Yes, Ellington said, “apparently…it’s a recruitment attempt to try to get people to call them and then recruit more members into it.”

Last year, fliers were distributed in Farmville on Longwood Avenue, according to Ellington.

“We’ve seen the same thing a year ago,” he said. “And the State Police…they’re aware of it too. They’ve seen them across the state.”

Lt. Hogan said the department doesn’t have a firm count on how many residents found the fliers in their yard last week “because a lot of people just pick them up and throw them in the trash. They don’t call us.

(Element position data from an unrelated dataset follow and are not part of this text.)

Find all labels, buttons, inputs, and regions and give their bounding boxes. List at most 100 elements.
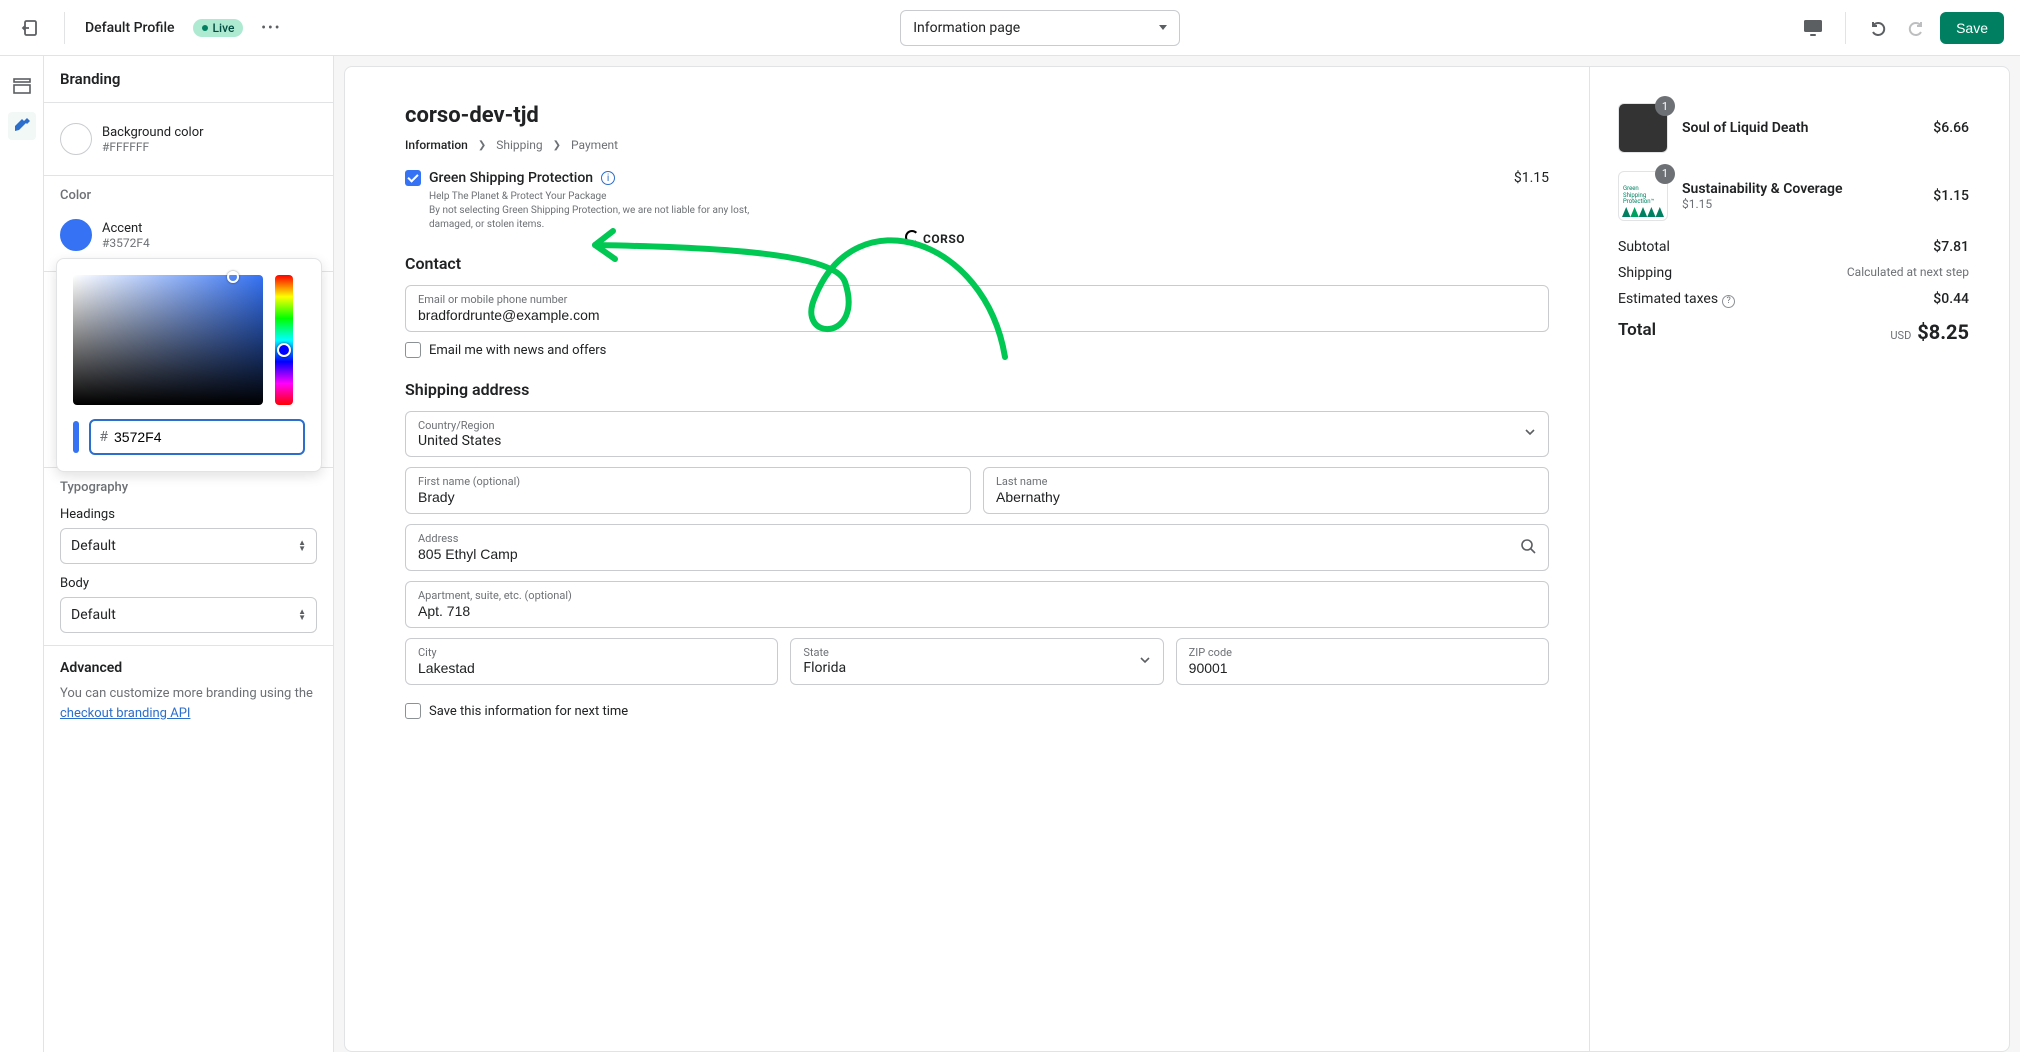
cart-item-price: $6.66 (1933, 120, 1969, 136)
page-select[interactable]: Information page (900, 10, 1180, 46)
bg-color-value: #FFFFFF (102, 140, 204, 154)
accent-swatch (60, 219, 92, 251)
cart-item-price: $1.15 (1933, 188, 1969, 204)
gsp-title: Green Shipping Protection (429, 170, 593, 186)
total-currency: USD (1890, 329, 1911, 342)
panel-title: Branding (44, 56, 333, 103)
picker-preview-swatch (73, 421, 79, 453)
color-picker: # (56, 258, 322, 472)
search-icon[interactable] (1520, 538, 1536, 558)
total-label: Total (1618, 320, 1656, 344)
gsp-subtext-2: By not selecting Green Shipping Protecti… (429, 204, 789, 232)
cart-item-name: Sustainability & Coverage (1682, 181, 1919, 197)
email-field[interactable]: Email or mobile phone number (405, 285, 1549, 332)
crumb-shipping: Shipping (496, 138, 542, 152)
advanced-title: Advanced (60, 660, 317, 676)
headings-select[interactable]: Default ▲▼ (60, 528, 317, 564)
city-field[interactable]: City (405, 638, 778, 685)
crumb-payment: Payment (571, 138, 618, 152)
store-title: corso-dev-tjd (405, 103, 1549, 128)
branding-icon[interactable] (8, 112, 36, 140)
sections-icon[interactable] (8, 72, 36, 100)
profile-name: Default Profile (85, 20, 175, 36)
advanced-text: You can customize more branding using th… (60, 684, 317, 723)
more-icon[interactable]: ••• (261, 18, 281, 38)
bg-color-label: Background color (102, 125, 204, 140)
chevron-right-icon: ❯ (478, 140, 486, 151)
cart-item-sub: $1.15 (1682, 197, 1919, 211)
page-select-label: Information page (913, 20, 1020, 36)
crumb-information[interactable]: Information (405, 138, 468, 152)
accent-color-row[interactable]: Accent #3572F4 (60, 211, 317, 259)
gsp-subtext-1: Help The Planet & Protect Your Package (429, 190, 1549, 204)
news-checkbox[interactable] (405, 342, 421, 358)
nav-rail (0, 56, 44, 1052)
qty-badge: 1 (1655, 96, 1675, 116)
apartment-field[interactable]: Apartment, suite, etc. (optional) (405, 581, 1549, 628)
subtotal-label: Subtotal (1618, 239, 1670, 255)
satval-handle[interactable] (227, 271, 239, 283)
gsp-price: $1.15 (1514, 170, 1549, 186)
hue-handle[interactable] (277, 343, 291, 357)
total-value: $8.25 (1917, 320, 1969, 344)
background-swatch (60, 123, 92, 155)
chevron-down-icon (1524, 426, 1536, 442)
country-select[interactable]: Country/Region United States (405, 411, 1549, 457)
help-icon[interactable]: ? (1722, 295, 1735, 308)
info-icon[interactable]: i (601, 171, 615, 185)
divider (1845, 12, 1846, 44)
branding-api-link[interactable]: checkout branding API (60, 706, 190, 721)
tax-value: $0.44 (1933, 291, 1969, 308)
hue-slider[interactable] (275, 275, 293, 405)
qty-badge: 1 (1655, 164, 1675, 184)
shipping-header: Shipping address (405, 380, 1549, 399)
desktop-view-icon[interactable] (1799, 14, 1827, 42)
address-field[interactable]: Address (405, 524, 1549, 571)
product-thumbnail: 1 (1618, 103, 1668, 153)
state-select[interactable]: State Florida (790, 638, 1163, 685)
first-name-field[interactable]: First name (optional) (405, 467, 971, 514)
last-name-field[interactable]: Last name (983, 467, 1549, 514)
news-checkbox-row[interactable]: Email me with news and offers (405, 342, 1549, 358)
save-button[interactable]: Save (1940, 12, 2004, 44)
tax-label: Estimated taxes? (1618, 291, 1735, 308)
chevron-down-icon (1139, 654, 1151, 670)
cart-item: GreenShippingProtection™ 1 Sustainabilit… (1618, 171, 1969, 221)
caret-down-icon (1159, 25, 1167, 30)
hex-prefix: # (99, 429, 108, 445)
redo-icon[interactable] (1902, 14, 1930, 42)
color-section-title: Color (60, 188, 317, 203)
hex-input[interactable] (114, 429, 295, 445)
hex-input-wrap[interactable]: # (89, 419, 305, 455)
headings-label: Headings (60, 507, 317, 522)
gsp-checkbox[interactable] (405, 170, 421, 186)
product-thumbnail: GreenShippingProtection™ 1 (1618, 171, 1668, 221)
accent-label: Accent (102, 221, 150, 236)
cart-item: 1 Soul of Liquid Death $6.66 (1618, 103, 1969, 153)
corso-logo: CORSO (905, 230, 965, 246)
live-badge: Live (193, 19, 244, 37)
contact-header: Contact (405, 254, 1549, 273)
saturation-value-area[interactable] (73, 275, 263, 405)
divider (64, 12, 65, 44)
background-color-row[interactable]: Background color #FFFFFF (60, 115, 317, 163)
branding-panel: Branding Background color #FFFFFF Color … (44, 56, 334, 1052)
exit-icon[interactable] (16, 14, 44, 42)
chevron-right-icon: ❯ (553, 140, 561, 151)
save-info-row[interactable]: Save this information for next time (405, 703, 1549, 719)
email-input[interactable] (418, 306, 1536, 323)
undo-icon[interactable] (1864, 14, 1892, 42)
shipping-note: Calculated at next step (1847, 265, 1969, 281)
typography-title: Typography (60, 480, 317, 495)
body-select[interactable]: Default ▲▼ (60, 597, 317, 633)
body-label: Body (60, 576, 317, 591)
updown-icon: ▲▼ (298, 540, 306, 552)
save-info-checkbox[interactable] (405, 703, 421, 719)
cart-item-name: Soul of Liquid Death (1682, 120, 1919, 136)
zip-field[interactable]: ZIP code (1176, 638, 1549, 685)
subtotal-value: $7.81 (1933, 239, 1969, 255)
accent-value: #3572F4 (102, 236, 150, 250)
breadcrumb: Information ❯ Shipping ❯ Payment (405, 138, 1549, 152)
updown-icon: ▲▼ (298, 609, 306, 621)
shipping-label: Shipping (1618, 265, 1672, 281)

But apparently they were scattered throughout The Avenues.”

Farmville police reported the incident to the State Police, as they did last year.

“Yes, every time something like this happens we let the Fusion center know, that’s their intelligence center,” Acting Chief Ellington said, adding that “we are aware of it and we monitor it and stay in contact with the State Police with this type of stuff.”

The Fusion centers were created after the 9/11 attacks, the state police website explains, “as a way to mitigate intelligence gaps and readily share intelligence across all levels of local, state and federal partners” and “to better identify, detect, prevent, and respond to terrorist and criminal activity using an all crimes/all hazards approach.”

Farmville police are asking anyone who might have seen any suspicious vehicles Wednesday night to please contact the department with any description or license plate information (434) 392-9259 or (434) 392-3332.

Sheriff Reed and his department are also keen to make an arrest.

“The guys, they’ve been patrolling and we’re trying to see if we can do some surveillance work to find out who’s dropping this stuff so we can make some charges,” Prince Edward County’s sheriff said.

“Sooner or later, somebody’s going to see somebody dropping them and get us a (license) tag number,” Sheriff Reed said, “and we’re going to charge some people with littering, if nothing else.”